In recognition of its contributions to the field of piano pedagogy, the Music Teachers National Conference and the Frances Clark Institute awarded the Disklavier the MTNA Frances Clark Keyboard Pedagogy Award in 2006.

In 1997, Yamaha undertook a successful, large-scale experiment that connected MIDI instruments together over the Internet, enabling Ryuichi Sakamoto to transmit a keyboard performance to thousands of locations simultaneously. The next year, Yamaha announced a new technology called MidLive RS that developed this concept further, incorporating MIDI data into the RealSystem G2 video/audio SDK provided by RealNetworks. This technology enabled a Disklavier performance in one part of the world to be accurately reproduced in near real time on a similar instrument elsewhere in the world.

Although those early efforts did not directly result in a commercial product, Yamaha continued to explore real-time transmission of Disklavier performances over the Internet. In 2007, Yamaha introduced "Remote Lesson" at the Winter NAMM show. Since then, educators at schools all over the U.S. have undertaken long distance lessons and master classes using the Remote Lesson technology.

Remote Lesson is a feature that is available exclusively in Mark IV and E3 pianos and is available to select educators and institutions. Similar capability is available in a software program called Internet MIDI that was developed by TimeWarp Technologies. Internet MIDI will connect Disklaviers with other Disklaviers as well as with other MIDI keyboard instruments.

When Disklavier pianos are connected over the Internet, there is some amount of delay that is introduced by virtue of the routing of Internet communications as well as the normal buffering of real-time data.
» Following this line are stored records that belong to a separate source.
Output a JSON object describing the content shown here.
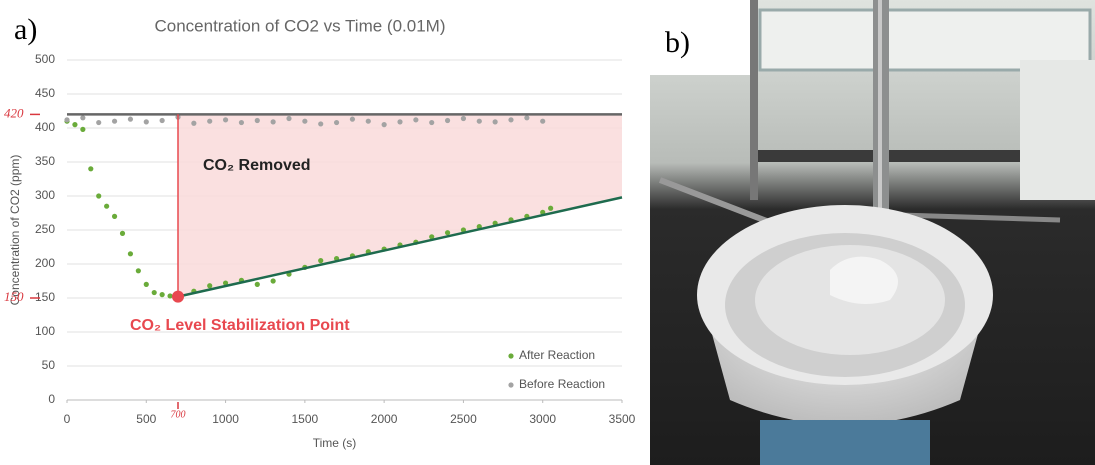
{
  "panel_labels": [
    "a)",
    "b)"
  ],
  "chart_data": {
    "type": "scatter",
    "title": "Concentration of CO2 vs Time (0.01M)",
    "x_label": "Time (s)",
    "y_label": "Concentration of CO2 (ppm)",
    "xlim": [
      0,
      3500
    ],
    "ylim": [
      0,
      500
    ],
    "xticks": [
      0,
      500,
      1000,
      1500,
      2000,
      2500,
      3000,
      3500
    ],
    "yticks": [
      0,
      50,
      100,
      150,
      200,
      250,
      300,
      350,
      400,
      450,
      500
    ],
    "grid": true,
    "legend": "lower right",
    "series": [
      {
        "name": "After Reaction",
        "color": "#6aab3a",
        "x": [
          0,
          50,
          100,
          150,
          200,
          250,
          300,
          350,
          400,
          450,
          500,
          550,
          600,
          650,
          700,
          800,
          900,
          1000,
          1100,
          1200,
          1300,
          1400,
          1500,
          1600,
          1700,
          1800,
          1900,
          2000,
          2100,
          2200,
          2300,
          2400,
          2500,
          2600,
          2700,
          2800,
          2900,
          3000,
          3050
        ],
        "values": [
          410,
          405,
          398,
          340,
          300,
          285,
          270,
          245,
          215,
          190,
          170,
          158,
          155,
          153,
          154,
          160,
          168,
          172,
          176,
          170,
          175,
          185,
          195,
          205,
          208,
          212,
          218,
          222,
          228,
          232,
          240,
          246,
          250,
          255,
          260,
          265,
          270,
          276,
          282
        ]
      },
      {
        "name": "Before Reaction",
        "color": "#a3a3a3",
        "x": [
          0,
          100,
          200,
          300,
          400,
          500,
          600,
          700,
          800,
          900,
          1000,
          1100,
          1200,
          1300,
          1400,
          1500,
          1600,
          1700,
          1800,
          1900,
          2000,
          2100,
          2200,
          2300,
          2400,
          2500,
          2600,
          2700,
          2800,
          2900,
          3000
        ],
        "values": [
          412,
          415,
          408,
          410,
          413,
          409,
          411,
          416,
          407,
          410,
          412,
          408,
          411,
          409,
          414,
          410,
          406,
          408,
          413,
          410,
          405,
          409,
          412,
          408,
          411,
          414,
          410,
          409,
          412,
          415,
          410
        ]
      }
    ],
    "trendline": {
      "color": "#1e6b4e",
      "x": [
        700,
        3500
      ],
      "values": [
        152,
        298
      ]
    },
    "reference_line": {
      "value": 420,
      "color": "#666666"
    },
    "stabilization_point": {
      "x": 700,
      "y": 152,
      "color": "#e8484f"
    },
    "shaded_area_color": "#f9dada",
    "annotations": [
      "CO₂ Removed",
      "CO₂ Level Stabilization Point"
    ],
    "hand_marks": {
      "y": [
        {
          "value": 420,
          "label": "420"
        },
        {
          "value": 150,
          "label": "150"
        }
      ],
      "x": [
        {
          "value": 700,
          "label": "700"
        }
      ]
    }
  }
}
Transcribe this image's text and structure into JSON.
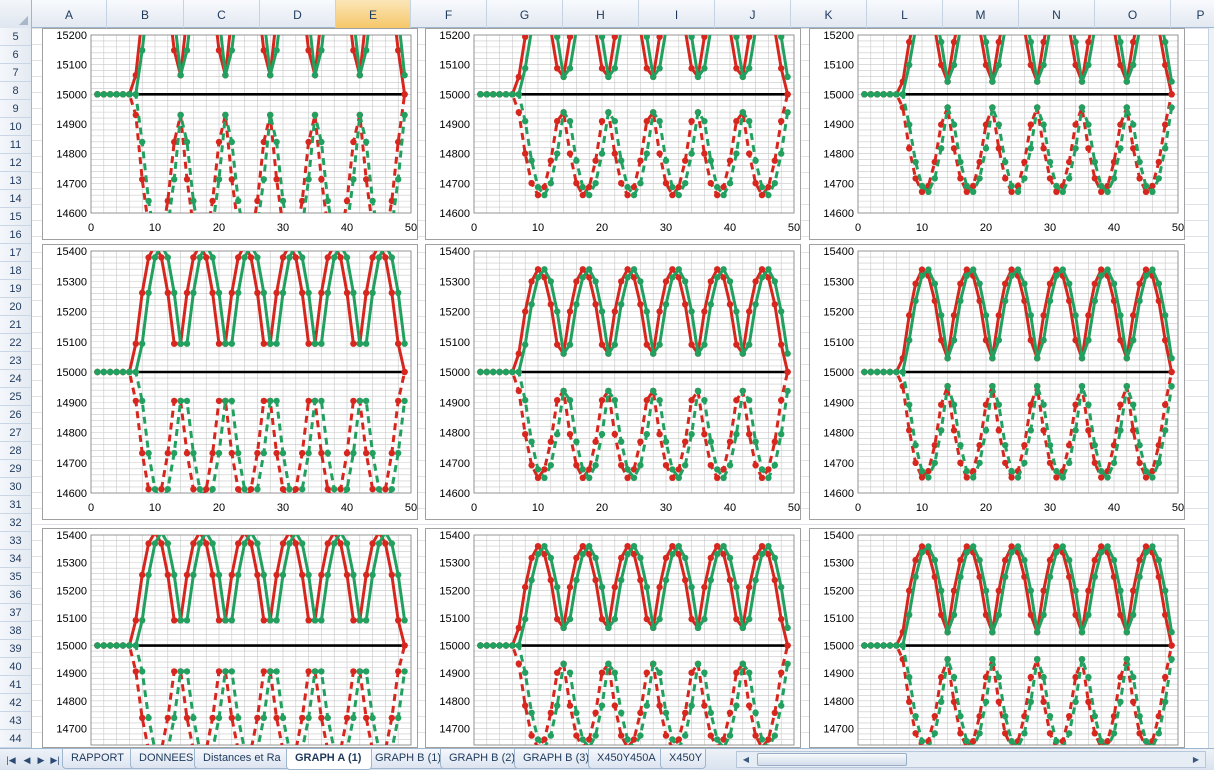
{
  "columns": [
    "A",
    "B",
    "C",
    "D",
    "E",
    "F",
    "G",
    "H",
    "I",
    "J",
    "K",
    "L",
    "M",
    "N",
    "O",
    "P"
  ],
  "selected_column": "E",
  "rows": [
    5,
    6,
    7,
    8,
    9,
    10,
    11,
    12,
    13,
    14,
    15,
    16,
    17,
    18,
    19,
    20,
    21,
    22,
    23,
    24,
    25,
    26,
    27,
    28,
    29,
    30,
    31,
    32,
    33,
    34,
    35,
    36,
    37,
    38,
    39,
    40,
    41,
    42,
    43,
    44
  ],
  "sheet_tabs": [
    "RAPPORT",
    "DONNEES",
    "Distances et Ra",
    "GRAPH A (1)",
    "GRAPH B (1)",
    "GRAPH B (2)",
    "GRAPH B (3)",
    "X450Y450A",
    "X450Y"
  ],
  "active_tab": "GRAPH A (1)",
  "colors": {
    "red": "#d7261e",
    "green": "#22a060",
    "baseline": "#000000",
    "grid": "#c8c8c8"
  },
  "chart_data": [
    {
      "type": "line",
      "xlim": [
        0,
        50
      ],
      "ylim": [
        14600,
        15200
      ],
      "y_ticks": [
        14600,
        14700,
        14800,
        14900,
        15000,
        15100,
        15200
      ],
      "x_ticks": [
        0,
        10,
        20,
        30,
        40,
        50
      ],
      "baseline": 15000,
      "minima": [
        14,
        28,
        42
      ],
      "amp_upper": 480,
      "amp_lower": 520,
      "offset_red": 0.3,
      "offset_green": -0.3
    },
    {
      "type": "line",
      "xlim": [
        0,
        50
      ],
      "ylim": [
        14600,
        15200
      ],
      "y_ticks": [
        14600,
        14700,
        14800,
        14900,
        15000,
        15100,
        15200
      ],
      "x_ticks": [
        0,
        10,
        20,
        30,
        40,
        50
      ],
      "baseline": 15000,
      "minima": [
        14,
        28,
        42
      ],
      "amp_upper": 330,
      "amp_lower": 340,
      "offset_red": 0.4,
      "offset_green": -0.4
    },
    {
      "type": "line",
      "xlim": [
        0,
        50
      ],
      "ylim": [
        14600,
        15200
      ],
      "y_ticks": [
        14600,
        14700,
        14800,
        14900,
        15000,
        15100,
        15200
      ],
      "x_ticks": [
        0,
        10,
        20,
        30,
        40,
        50
      ],
      "baseline": 15000,
      "minima": [
        14,
        28,
        42
      ],
      "amp_upper": 320,
      "amp_lower": 330,
      "offset_red": 0.3,
      "offset_green": -0.3
    },
    {
      "type": "line",
      "xlim": [
        0,
        50
      ],
      "ylim": [
        14600,
        15400
      ],
      "y_ticks": [
        14600,
        14700,
        14800,
        14900,
        15000,
        15100,
        15200,
        15300,
        15400
      ],
      "x_ticks": [
        0,
        10,
        20,
        30,
        40,
        50
      ],
      "baseline": 15000,
      "minima": [
        14,
        28,
        42
      ],
      "amp_upper": 420,
      "amp_lower": 430,
      "offset_red": 0.5,
      "offset_green": -0.5
    },
    {
      "type": "line",
      "xlim": [
        0,
        50
      ],
      "ylim": [
        14600,
        15400
      ],
      "y_ticks": [
        14600,
        14700,
        14800,
        14900,
        15000,
        15100,
        15200,
        15300,
        15400
      ],
      "x_ticks": [
        0,
        10,
        20,
        30,
        40,
        50
      ],
      "baseline": 15000,
      "minima": [
        14,
        28,
        42
      ],
      "amp_upper": 340,
      "amp_lower": 350,
      "offset_red": 0.4,
      "offset_green": -0.4
    },
    {
      "type": "line",
      "xlim": [
        0,
        50
      ],
      "ylim": [
        14600,
        15400
      ],
      "y_ticks": [
        14600,
        14700,
        14800,
        14900,
        15000,
        15100,
        15200,
        15300,
        15400
      ],
      "x_ticks": [
        0,
        10,
        20,
        30,
        40,
        50
      ],
      "baseline": 15000,
      "minima": [
        14,
        28,
        42
      ],
      "amp_upper": 340,
      "amp_lower": 350,
      "offset_red": 0.3,
      "offset_green": -0.3
    },
    {
      "type": "line",
      "xlim": [
        0,
        50
      ],
      "ylim": [
        14640,
        15400
      ],
      "y_ticks": [
        14700,
        14800,
        14900,
        15000,
        15100,
        15200,
        15300,
        15400
      ],
      "x_ticks": [],
      "baseline": 15000,
      "minima": [
        14,
        28,
        42
      ],
      "amp_upper": 410,
      "amp_lower": 420,
      "offset_red": 0.5,
      "offset_green": -0.5
    },
    {
      "type": "line",
      "xlim": [
        0,
        50
      ],
      "ylim": [
        14640,
        15400
      ],
      "y_ticks": [
        14700,
        14800,
        14900,
        15000,
        15100,
        15200,
        15300,
        15400
      ],
      "x_ticks": [],
      "baseline": 15000,
      "minima": [
        14,
        28,
        42
      ],
      "amp_upper": 360,
      "amp_lower": 370,
      "offset_red": 0.4,
      "offset_green": -0.4
    },
    {
      "type": "line",
      "xlim": [
        0,
        50
      ],
      "ylim": [
        14640,
        15400
      ],
      "y_ticks": [
        14700,
        14800,
        14900,
        15000,
        15100,
        15200,
        15300,
        15400
      ],
      "x_ticks": [],
      "baseline": 15000,
      "minima": [
        14,
        28,
        42
      ],
      "amp_upper": 360,
      "amp_lower": 370,
      "offset_red": 0.3,
      "offset_green": -0.3
    }
  ]
}
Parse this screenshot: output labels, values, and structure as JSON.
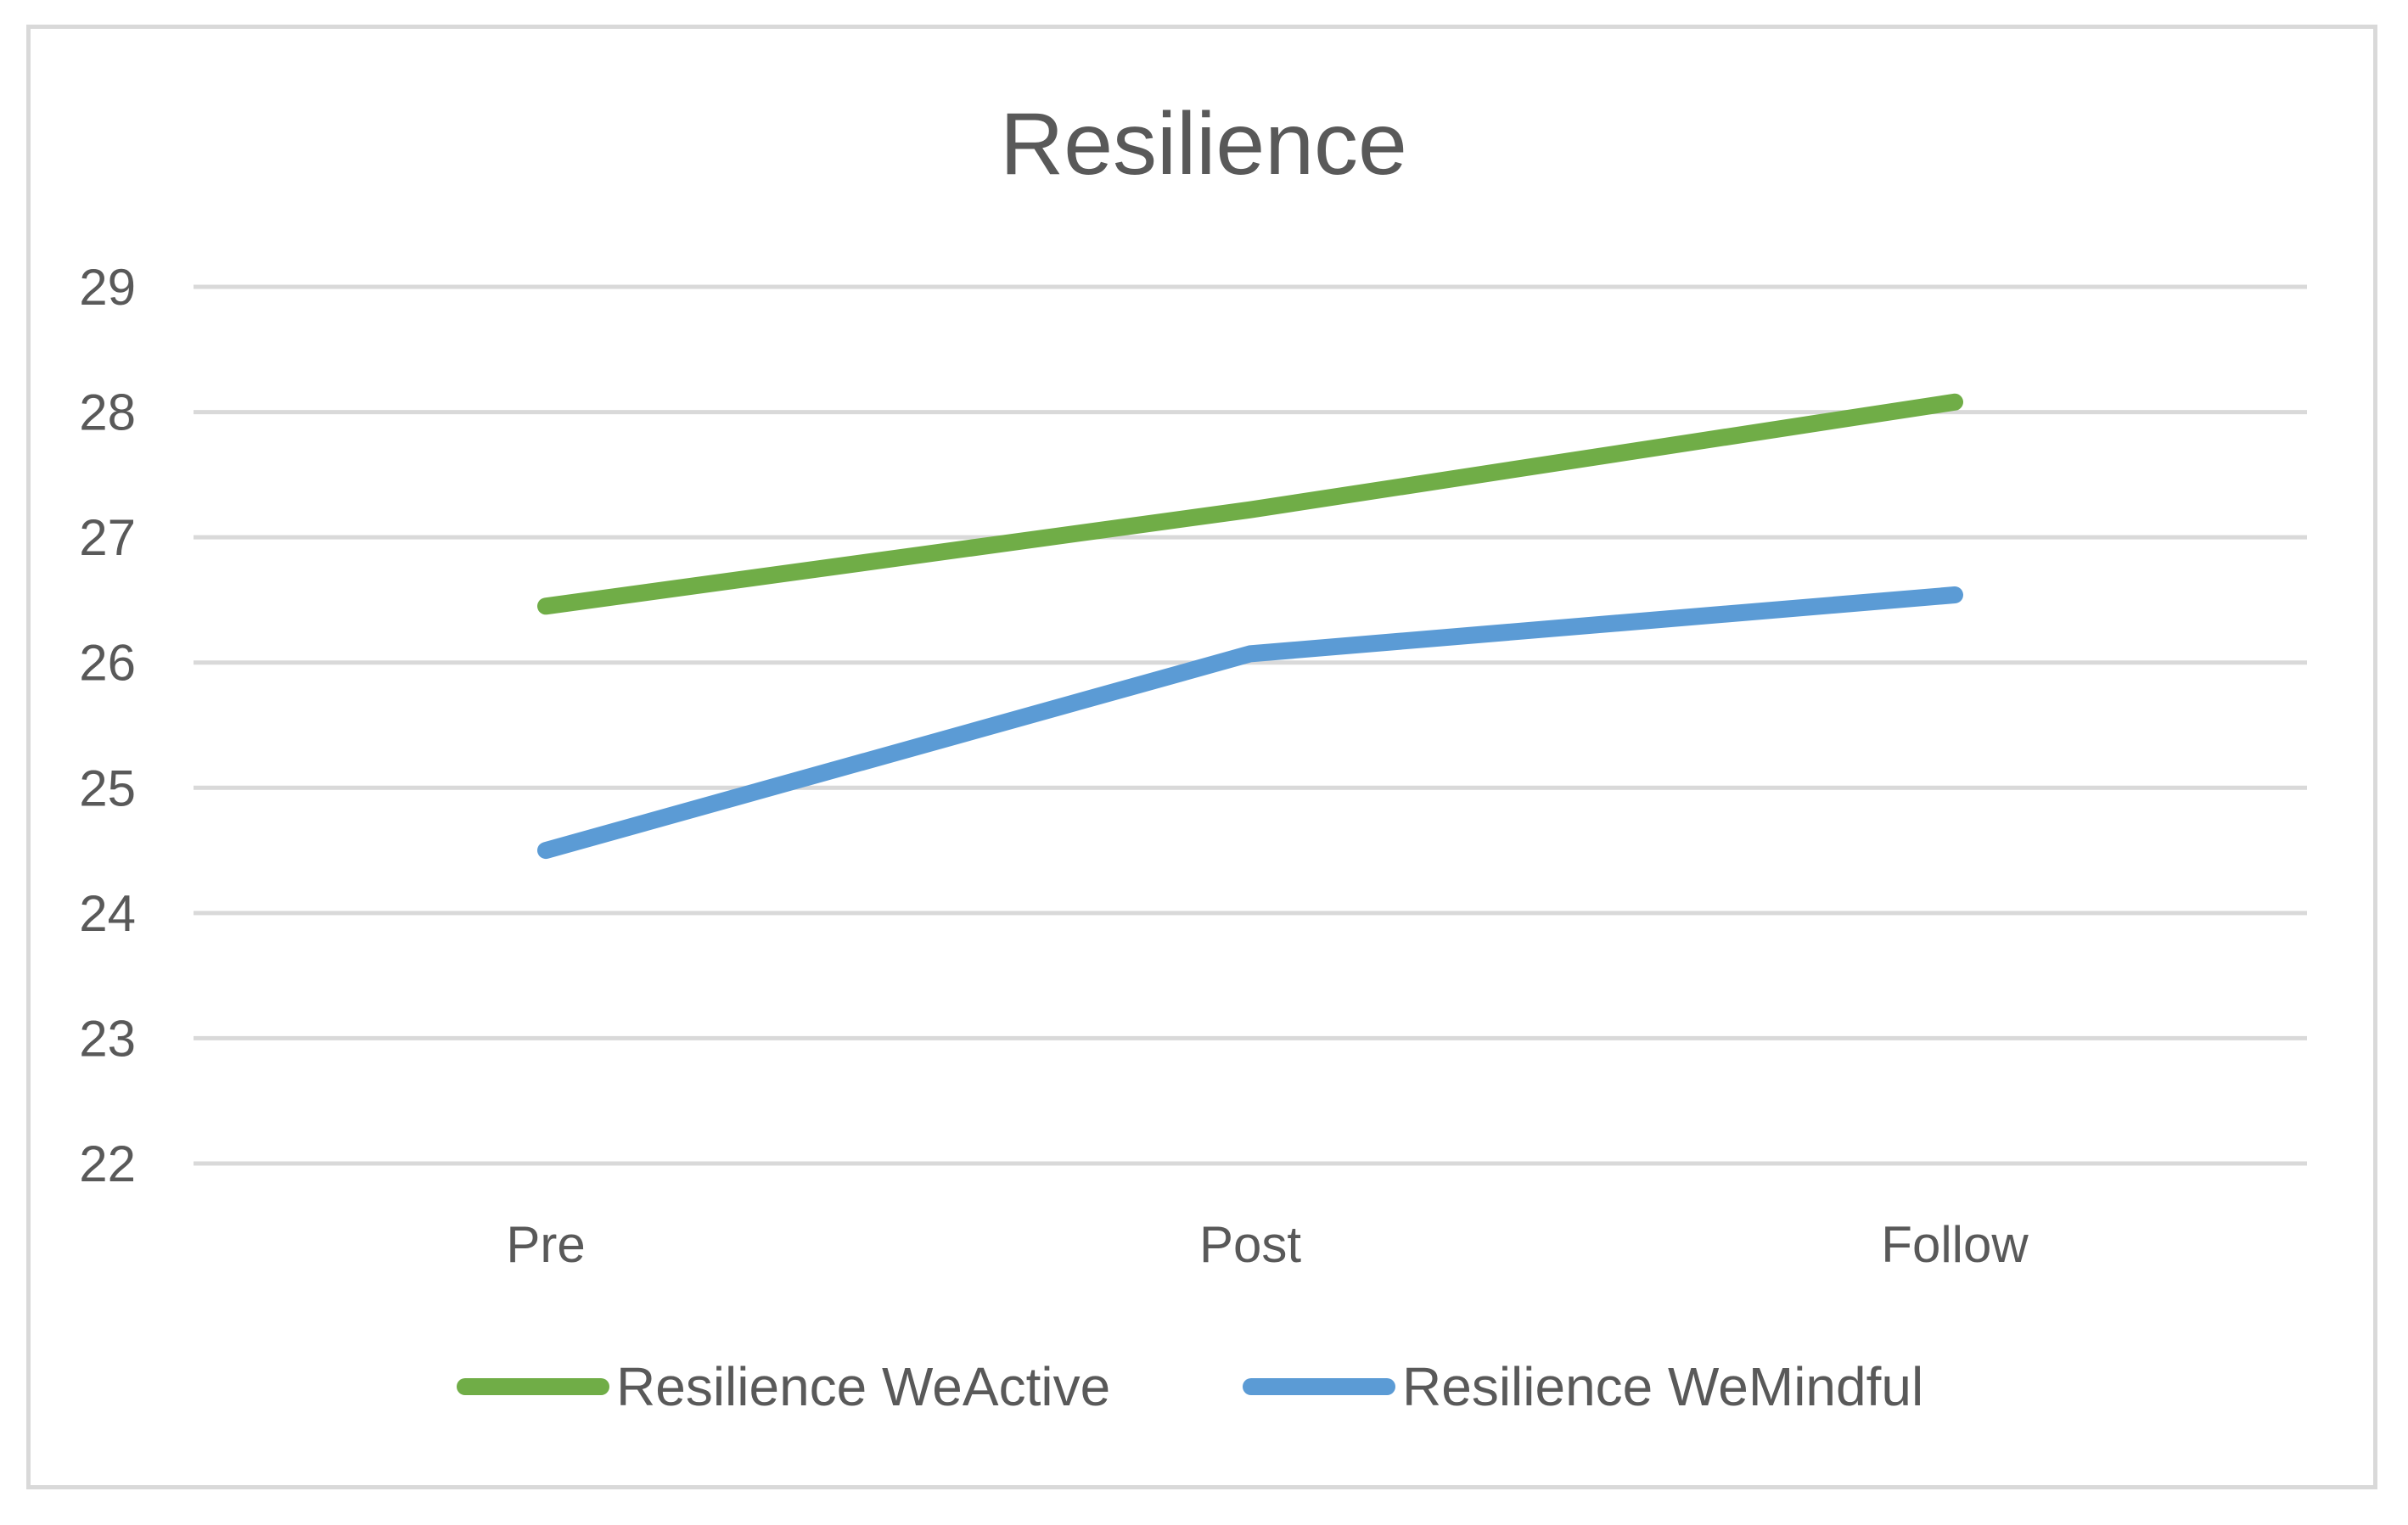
{
  "chart_data": {
    "type": "line",
    "title": "Resilience",
    "xlabel": "",
    "ylabel": "",
    "categories": [
      "Pre",
      "Post",
      "Follow"
    ],
    "ylim": [
      22,
      29
    ],
    "yticks": [
      22,
      23,
      24,
      25,
      26,
      27,
      28,
      29
    ],
    "grid": true,
    "legend_position": "bottom",
    "series": [
      {
        "name": "Resilience WeActive",
        "values": [
          26.45,
          27.22,
          28.08
        ],
        "color": "#70ad47"
      },
      {
        "name": "Resilience WeMindful",
        "values": [
          24.5,
          26.07,
          26.54
        ],
        "color": "#5b9bd5"
      }
    ]
  }
}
In addition, the instrument itself introduces a mechanical delay of about a quarter of a second between the time that MIDI data is received and the moment when the hammers audibly impact the strings.

Although the delay is generally too great for the purpose of performing a traditional piano duet, the delay is adjustable to match the delay that is experienced during a video conference, using software such as Skype. In that context, the back-and-forth playing that takes place during a typical lesson is not impeded by the delay.